The stacks of Calvin Klein t-shirts get smaller by the minute as busy Costco shoppers grab them off the shelves as if they were the season’s hottest items.
Plain white t-shirts are fixtures in any American wardrobe but these particular ones, made of finely woven cotton, seem to provide more bang for the buck.
Little noticed by customers is the ‘Made in Haiti’ label --a seal of workmanship in one of the US’s most competitive markets, the textile industry, which seems to be opening up opportunities for Haitian entrepreneurs and investors.
Codevi, the maker of Calvin Klein t-shirts and other brand garments, employs more than 6,000 Haitians in its Ouanaminthe factory -- a significant contribution to full-time employment in a country where 80 per cent of the workforce is self-employed or works informally.
Decision makers, experts and regular folks on the western half of Hispaniola, agree that more quality jobs are really the only factor that can improve Haiti’s long-term prospects and boost the country’s immediate recovery.
World Bank President Jim Yong Kim hopes to add momentum to this proposition on his first visit to Haiti since taking the helm of the multilateral institution.
Kim will impress the importance of boosting jobs upon Haiti’s senior leadership, including President Michel Martelly and Prime Minister Laurent Lamothe as well as on business leaders, who he’s scheduled to meet over the next two days.
“While there has been much progress in rebuilding Haiti, the country's reconstruction and development will require a sustained effort for a long time.

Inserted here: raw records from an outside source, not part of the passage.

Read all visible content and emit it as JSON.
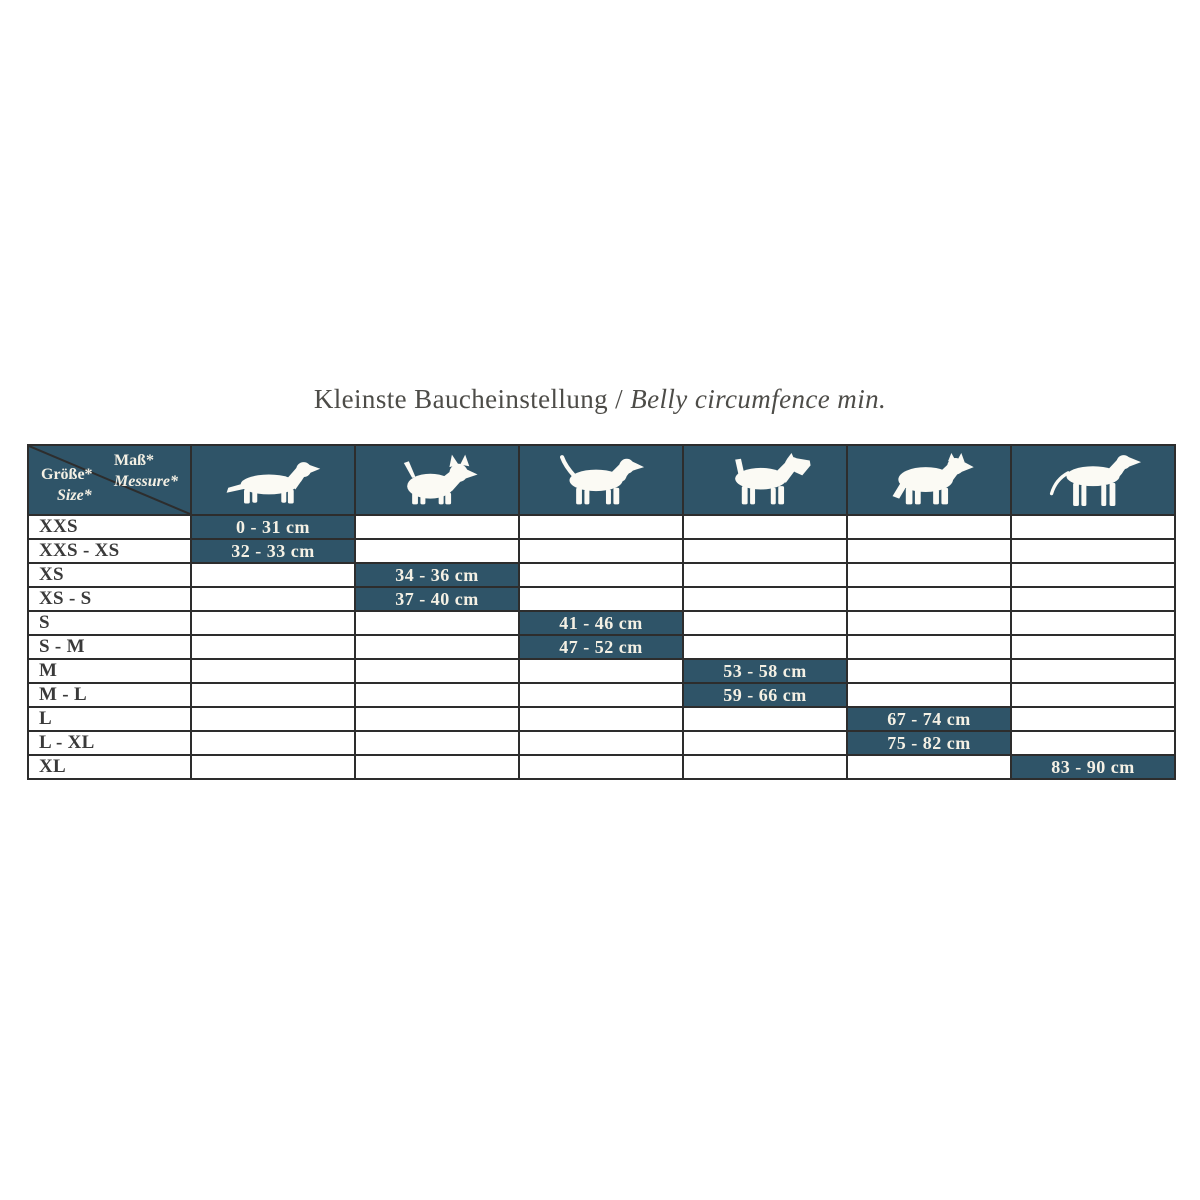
{
  "title": {
    "german": "Kleinste Baucheinstellung",
    "separator": " / ",
    "english": "Belly circumfence min."
  },
  "colors": {
    "teal": "#2f5468",
    "border": "#2d2d2d",
    "value_text": "#f4f0e4",
    "label_text": "#3a3a3a",
    "title_text": "#4d4c48"
  },
  "table": {
    "corner": {
      "measure_de": "Maß*",
      "measure_en": "Messure*",
      "size_de": "Größe*",
      "size_en": "Size*"
    },
    "columns": [
      {
        "id": "dachshund",
        "icon": "dachshund-icon",
        "symbol": "dog-dachshund"
      },
      {
        "id": "small-terrier",
        "icon": "small-terrier-icon",
        "symbol": "dog-terrier"
      },
      {
        "id": "medium-hound",
        "icon": "beagle-icon",
        "symbol": "dog-beagle"
      },
      {
        "id": "schnauzer",
        "icon": "schnauzer-icon",
        "symbol": "dog-schnauzer"
      },
      {
        "id": "husky",
        "icon": "husky-icon",
        "symbol": "dog-husky"
      },
      {
        "id": "great-dane",
        "icon": "great-dane-icon",
        "symbol": "dog-dane"
      }
    ],
    "rows": [
      {
        "label": "XXS",
        "value": "0 - 31 cm",
        "column": 1
      },
      {
        "label": "XXS - XS",
        "value": "32 - 33 cm",
        "column": 1
      },
      {
        "label": "XS",
        "value": "34 - 36 cm",
        "column": 2
      },
      {
        "label": "XS - S",
        "value": "37 - 40 cm",
        "column": 2
      },
      {
        "label": "S",
        "value": "41 - 46 cm",
        "column": 3
      },
      {
        "label": "S - M",
        "value": "47 - 52 cm",
        "column": 3
      },
      {
        "label": "M",
        "value": "53 - 58 cm",
        "column": 4
      },
      {
        "label": "M - L",
        "value": "59 - 66 cm",
        "column": 4
      },
      {
        "label": "L",
        "value": "67 - 74 cm",
        "column": 5
      },
      {
        "label": "L - XL",
        "value": "75 - 82 cm",
        "column": 5
      },
      {
        "label": "XL",
        "value": "83 - 90 cm",
        "column": 6
      }
    ]
  },
  "chart_data": {
    "type": "table",
    "title": "Kleinste Baucheinstellung / Belly circumfence min.",
    "row_header": "Größe* / Size*",
    "column_header": "Maß* / Messure*",
    "dog_columns": [
      "dachshund",
      "small terrier",
      "medium hound",
      "schnauzer",
      "husky",
      "great dane"
    ],
    "sizes": [
      "XXS",
      "XXS - XS",
      "XS",
      "XS - S",
      "S",
      "S - M",
      "M",
      "M - L",
      "L",
      "L - XL",
      "XL"
    ],
    "belly_circumference_min_cm": [
      "0 - 31 cm",
      "32 - 33 cm",
      "34 - 36 cm",
      "37 - 40 cm",
      "41 - 46 cm",
      "47 - 52 cm",
      "53 - 58 cm",
      "59 - 66 cm",
      "67 - 74 cm",
      "75 - 82 cm",
      "83 - 90 cm"
    ],
    "size_to_dog_column": [
      1,
      1,
      2,
      2,
      3,
      3,
      4,
      4,
      5,
      5,
      6
    ]
  }
}
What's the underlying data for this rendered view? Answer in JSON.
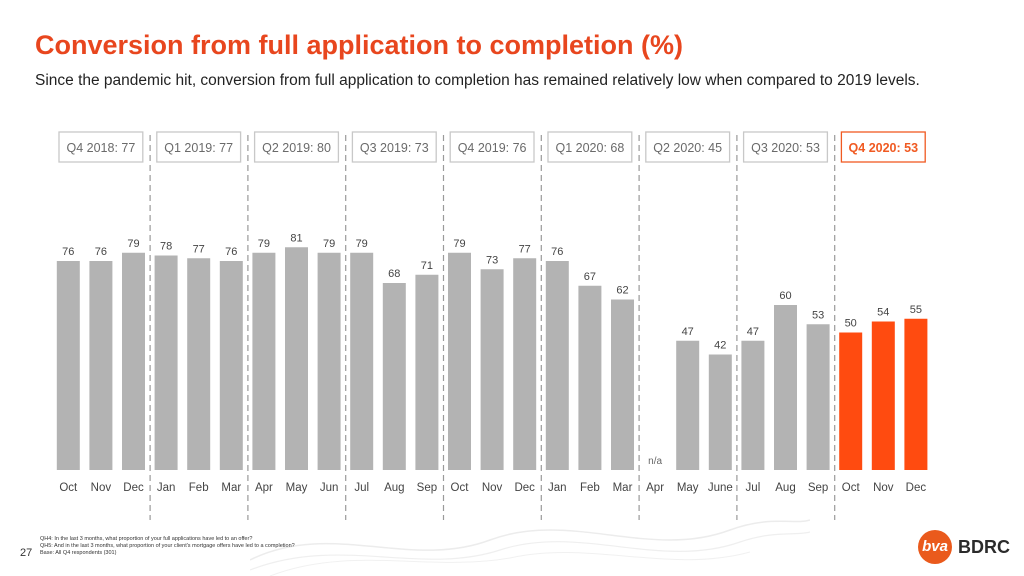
{
  "header": {
    "title": "Conversion from full application to completion (%)",
    "subtitle": "Since the pandemic hit, conversion from full application to completion has remained relatively low when compared to 2019 levels."
  },
  "colors": {
    "accent": "#e8461e",
    "bar_default": "#b3b3b3",
    "bar_highlight": "#ff4b10",
    "quarter_highlight": "#f05a22"
  },
  "quarters": [
    {
      "label": "Q4 2018: 77",
      "highlight": false
    },
    {
      "label": "Q1 2019: 77",
      "highlight": false
    },
    {
      "label": "Q2 2019: 80",
      "highlight": false
    },
    {
      "label": "Q3 2019: 73",
      "highlight": false
    },
    {
      "label": "Q4 2019: 76",
      "highlight": false
    },
    {
      "label": "Q1 2020: 68",
      "highlight": false
    },
    {
      "label": "Q2 2020: 45",
      "highlight": false
    },
    {
      "label": "Q3 2020: 53",
      "highlight": false
    },
    {
      "label": "Q4 2020: 53",
      "highlight": true
    }
  ],
  "chart_data": {
    "type": "bar",
    "categories": [
      "Oct",
      "Nov",
      "Dec",
      "Jan",
      "Feb",
      "Mar",
      "Apr",
      "May",
      "Jun",
      "Jul",
      "Aug",
      "Sep",
      "Oct",
      "Nov",
      "Dec",
      "Jan",
      "Feb",
      "Mar",
      "Apr",
      "May",
      "June",
      "Jul",
      "Aug",
      "Sep",
      "Oct",
      "Nov",
      "Dec"
    ],
    "values": [
      76,
      76,
      79,
      78,
      77,
      76,
      79,
      81,
      79,
      79,
      68,
      71,
      79,
      73,
      77,
      76,
      67,
      62,
      null,
      47,
      42,
      47,
      60,
      53,
      50,
      54,
      55
    ],
    "missing_label": "n/a",
    "highlight_last": 3,
    "ylim": [
      0,
      100
    ]
  },
  "footer": {
    "notes": [
      "QH4: In the last 3 months, what proportion of your full applications have led to an offer?",
      "QH5: And in the last 3 months, what proportion of your client's mortgage offers have led to a completion?",
      "Base: All Q4 respondents (301)"
    ],
    "page_number": "27",
    "logo_mark": "bva",
    "logo_text": "BDRC"
  }
}
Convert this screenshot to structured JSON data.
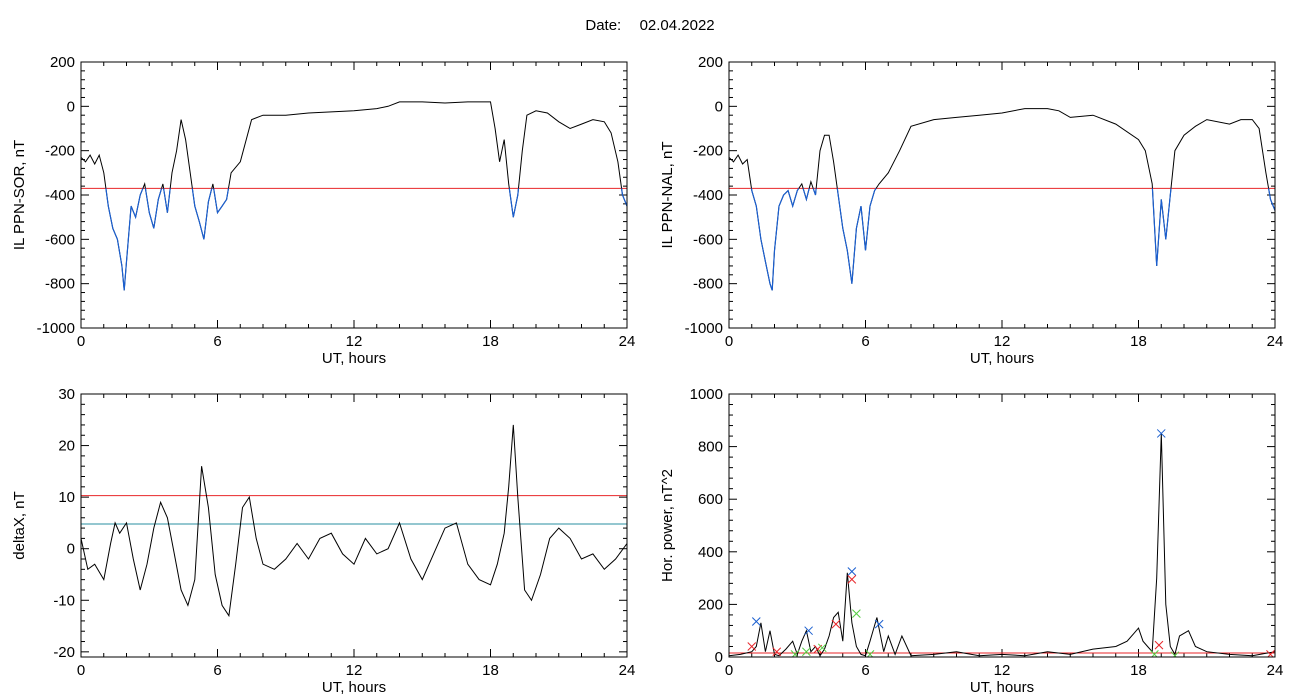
{
  "header": {
    "date_label": "Date:",
    "date_value": "02.04.2022"
  },
  "colors": {
    "black": "#000000",
    "red": "#e8262a",
    "blue": "#1a5fd0",
    "teal": "#2a8fa0",
    "green": "#55cc44"
  },
  "chart_data": [
    {
      "id": "il-ppn-sor",
      "type": "line",
      "ylabel": "IL PPN-SOR, nT",
      "xlabel": "UT, hours",
      "xlim": [
        0,
        24
      ],
      "ylim": [
        -1000,
        200
      ],
      "xticks": [
        "0",
        "6",
        "12",
        "18",
        "24"
      ],
      "xtick_values": [
        0,
        6,
        12,
        18,
        24
      ],
      "yticks": [
        "-1000",
        "-800",
        "-600",
        "-400",
        "-200",
        "0",
        "200"
      ],
      "ytick_values": [
        -1000,
        -800,
        -600,
        -400,
        -200,
        0,
        200
      ],
      "threshold": {
        "value": -370,
        "color": "#e8262a"
      },
      "below_threshold_color": "#1a5fd0",
      "series": [
        {
          "color": "#000000",
          "x": [
            0,
            0.2,
            0.4,
            0.6,
            0.8,
            1.0,
            1.2,
            1.4,
            1.6,
            1.8,
            1.9,
            2.0,
            2.2,
            2.4,
            2.6,
            2.8,
            3.0,
            3.2,
            3.4,
            3.6,
            3.8,
            4.0,
            4.2,
            4.4,
            4.6,
            4.8,
            5.0,
            5.2,
            5.4,
            5.6,
            5.8,
            6.0,
            6.2,
            6.4,
            6.6,
            7.0,
            7.5,
            8,
            9,
            10,
            11,
            12,
            13,
            13.5,
            14,
            15,
            16,
            17,
            18,
            18.2,
            18.4,
            18.6,
            18.8,
            19.0,
            19.2,
            19.4,
            19.6,
            20,
            20.5,
            21,
            21.5,
            22,
            22.5,
            23,
            23.3,
            23.6,
            23.8,
            24
          ],
          "y": [
            -230,
            -250,
            -220,
            -260,
            -220,
            -300,
            -450,
            -550,
            -600,
            -720,
            -830,
            -700,
            -450,
            -500,
            -400,
            -350,
            -480,
            -550,
            -420,
            -350,
            -480,
            -300,
            -200,
            -60,
            -150,
            -300,
            -450,
            -520,
            -600,
            -430,
            -350,
            -480,
            -450,
            -420,
            -300,
            -250,
            -60,
            -40,
            -40,
            -30,
            -25,
            -20,
            -10,
            0,
            20,
            20,
            15,
            20,
            20,
            -100,
            -250,
            -150,
            -350,
            -500,
            -400,
            -200,
            -40,
            -20,
            -30,
            -70,
            -100,
            -80,
            -60,
            -70,
            -120,
            -250,
            -400,
            -450
          ]
        }
      ]
    },
    {
      "id": "il-ppn-nal",
      "type": "line",
      "ylabel": "IL PPN-NAL, nT",
      "xlabel": "UT, hours",
      "xlim": [
        0,
        24
      ],
      "ylim": [
        -1000,
        200
      ],
      "xticks": [
        "0",
        "6",
        "12",
        "18",
        "24"
      ],
      "xtick_values": [
        0,
        6,
        12,
        18,
        24
      ],
      "yticks": [
        "-1000",
        "-800",
        "-600",
        "-400",
        "-200",
        "0",
        "200"
      ],
      "ytick_values": [
        -1000,
        -800,
        -600,
        -400,
        -200,
        0,
        200
      ],
      "threshold": {
        "value": -370,
        "color": "#e8262a"
      },
      "below_threshold_color": "#1a5fd0",
      "series": [
        {
          "color": "#000000",
          "x": [
            0,
            0.2,
            0.4,
            0.6,
            0.8,
            1.0,
            1.2,
            1.4,
            1.6,
            1.8,
            1.9,
            2.0,
            2.2,
            2.4,
            2.6,
            2.8,
            3.0,
            3.2,
            3.4,
            3.6,
            3.8,
            4.0,
            4.2,
            4.4,
            4.6,
            4.8,
            5.0,
            5.2,
            5.4,
            5.6,
            5.8,
            6.0,
            6.2,
            6.4,
            6.6,
            7.0,
            7.5,
            8,
            9,
            10,
            11,
            12,
            13,
            14,
            14.5,
            15,
            16,
            17,
            18,
            18.3,
            18.6,
            18.8,
            19.0,
            19.2,
            19.4,
            19.6,
            20,
            20.5,
            21,
            22,
            22.5,
            23,
            23.3,
            23.6,
            23.8,
            24
          ],
          "y": [
            -230,
            -250,
            -220,
            -260,
            -240,
            -380,
            -450,
            -600,
            -700,
            -800,
            -830,
            -650,
            -450,
            -400,
            -380,
            -450,
            -380,
            -350,
            -420,
            -340,
            -400,
            -200,
            -130,
            -130,
            -250,
            -400,
            -550,
            -650,
            -800,
            -550,
            -450,
            -650,
            -450,
            -380,
            -350,
            -300,
            -200,
            -90,
            -60,
            -50,
            -40,
            -30,
            -10,
            -10,
            -20,
            -50,
            -40,
            -80,
            -150,
            -200,
            -350,
            -720,
            -420,
            -600,
            -400,
            -200,
            -130,
            -90,
            -60,
            -80,
            -60,
            -60,
            -100,
            -300,
            -420,
            -470
          ]
        }
      ]
    },
    {
      "id": "delta-x",
      "type": "line",
      "ylabel": "deltaX, nT",
      "xlabel": "UT, hours",
      "xlim": [
        0,
        24
      ],
      "ylim": [
        -21,
        30
      ],
      "xticks": [
        "0",
        "6",
        "12",
        "18",
        "24"
      ],
      "xtick_values": [
        0,
        6,
        12,
        18,
        24
      ],
      "yticks": [
        "-20",
        "-10",
        "0",
        "10",
        "20",
        "30"
      ],
      "ytick_values": [
        -20,
        -10,
        0,
        10,
        20,
        30
      ],
      "thresholds": [
        {
          "value": 10.3,
          "color": "#e8262a"
        },
        {
          "value": 4.8,
          "color": "#2a8fa0"
        }
      ],
      "series": [
        {
          "color": "#000000",
          "x": [
            0,
            0.3,
            0.6,
            1.0,
            1.3,
            1.5,
            1.7,
            2.0,
            2.3,
            2.6,
            2.9,
            3.2,
            3.5,
            3.8,
            4.1,
            4.4,
            4.7,
            5.0,
            5.3,
            5.6,
            5.9,
            6.2,
            6.5,
            6.8,
            7.1,
            7.4,
            7.7,
            8.0,
            8.5,
            9.0,
            9.5,
            10,
            10.5,
            11,
            11.5,
            12,
            12.5,
            13,
            13.5,
            14,
            14.5,
            15,
            15.5,
            16,
            16.5,
            17,
            17.5,
            18,
            18.3,
            18.6,
            18.8,
            19.0,
            19.2,
            19.5,
            19.8,
            20.2,
            20.6,
            21,
            21.5,
            22,
            22.5,
            23,
            23.5,
            24
          ],
          "y": [
            2,
            -4,
            -3,
            -6,
            1,
            5,
            3,
            5,
            -2,
            -8,
            -3,
            4,
            9,
            6,
            -1,
            -8,
            -11,
            -6,
            16,
            8,
            -5,
            -11,
            -13,
            -3,
            8,
            10,
            2,
            -3,
            -4,
            -2,
            1,
            -2,
            2,
            3,
            -1,
            -3,
            2,
            -1,
            0,
            5,
            -2,
            -6,
            -1,
            4,
            5,
            -3,
            -6,
            -7,
            -3,
            3,
            12,
            24,
            10,
            -8,
            -10,
            -5,
            2,
            4,
            2,
            -2,
            -1,
            -4,
            -2,
            1
          ]
        }
      ]
    },
    {
      "id": "hor-power",
      "type": "line",
      "ylabel": "Hor. power, nT^2",
      "xlabel": "UT, hours",
      "xlim": [
        0,
        24
      ],
      "ylim": [
        0,
        1000
      ],
      "xticks": [
        "0",
        "6",
        "12",
        "18",
        "24"
      ],
      "xtick_values": [
        0,
        6,
        12,
        18,
        24
      ],
      "yticks": [
        "0",
        "200",
        "400",
        "600",
        "800",
        "1000"
      ],
      "ytick_values": [
        0,
        200,
        400,
        600,
        800,
        1000
      ],
      "threshold": {
        "value": 15,
        "color": "#e8262a"
      },
      "series": [
        {
          "color": "#000000",
          "x": [
            0,
            0.5,
            1.0,
            1.2,
            1.4,
            1.6,
            1.8,
            2.0,
            2.2,
            2.5,
            2.8,
            3.0,
            3.2,
            3.4,
            3.6,
            3.8,
            4.0,
            4.2,
            4.4,
            4.6,
            4.8,
            5.0,
            5.2,
            5.4,
            5.6,
            5.8,
            6.0,
            6.2,
            6.5,
            6.8,
            7.0,
            7.3,
            7.6,
            8.0,
            9,
            10,
            11,
            12,
            13,
            14,
            15,
            16,
            17,
            17.5,
            17.8,
            18.0,
            18.2,
            18.4,
            18.6,
            18.8,
            19.0,
            19.2,
            19.4,
            19.6,
            19.8,
            20.2,
            20.5,
            21,
            22,
            23,
            24
          ],
          "y": [
            5,
            10,
            20,
            40,
            130,
            20,
            100,
            10,
            5,
            30,
            60,
            10,
            60,
            100,
            20,
            40,
            5,
            30,
            80,
            150,
            170,
            60,
            320,
            130,
            40,
            10,
            5,
            60,
            150,
            20,
            80,
            10,
            80,
            5,
            10,
            20,
            5,
            10,
            5,
            20,
            10,
            30,
            40,
            60,
            90,
            110,
            60,
            40,
            20,
            300,
            850,
            200,
            40,
            10,
            80,
            100,
            40,
            20,
            10,
            5,
            20
          ]
        }
      ],
      "markers": [
        {
          "color": "#1a5fd0",
          "points": [
            [
              1.2,
              135
            ],
            [
              3.5,
              100
            ],
            [
              5.4,
              325
            ],
            [
              6.6,
              125
            ],
            [
              19.0,
              850
            ]
          ]
        },
        {
          "color": "#e8262a",
          "points": [
            [
              1.0,
              40
            ],
            [
              2.1,
              20
            ],
            [
              3.9,
              30
            ],
            [
              4.7,
              125
            ],
            [
              5.4,
              295
            ],
            [
              18.9,
              45
            ],
            [
              23.8,
              10
            ]
          ]
        },
        {
          "color": "#55cc44",
          "points": [
            [
              2.9,
              10
            ],
            [
              3.4,
              20
            ],
            [
              4.1,
              35
            ],
            [
              5.6,
              165
            ],
            [
              6.2,
              10
            ],
            [
              18.7,
              10
            ],
            [
              19.6,
              5
            ]
          ]
        }
      ]
    }
  ]
}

We are committed to supporting Haiti as it moves from emergency reconstruction to economic development in order to create new opportunities for all,” Kim said.
Private investments in the service sector, which tends to create the most jobs, are on the increase.
Power plant E-power, Codevi industrial park, Vietnamese telecom Viettel and the Leopard capital fund are just some recent examples of large local and foreign investments made in association with local entrepreneurs. These ventures, supported by IFC, are creating thousands of well- paying jobs in Haiti.
But it’s not quite enough. The informal sector is still a strong magnet, attracting the majority of Haiti’s 4 million-strong workforce. Mostly made up of unregulated micro and small businesses, the informal sector pays low salaries and provides precarious working conditions, a reflection of low-productivity and lack of economies of scales, according to experts.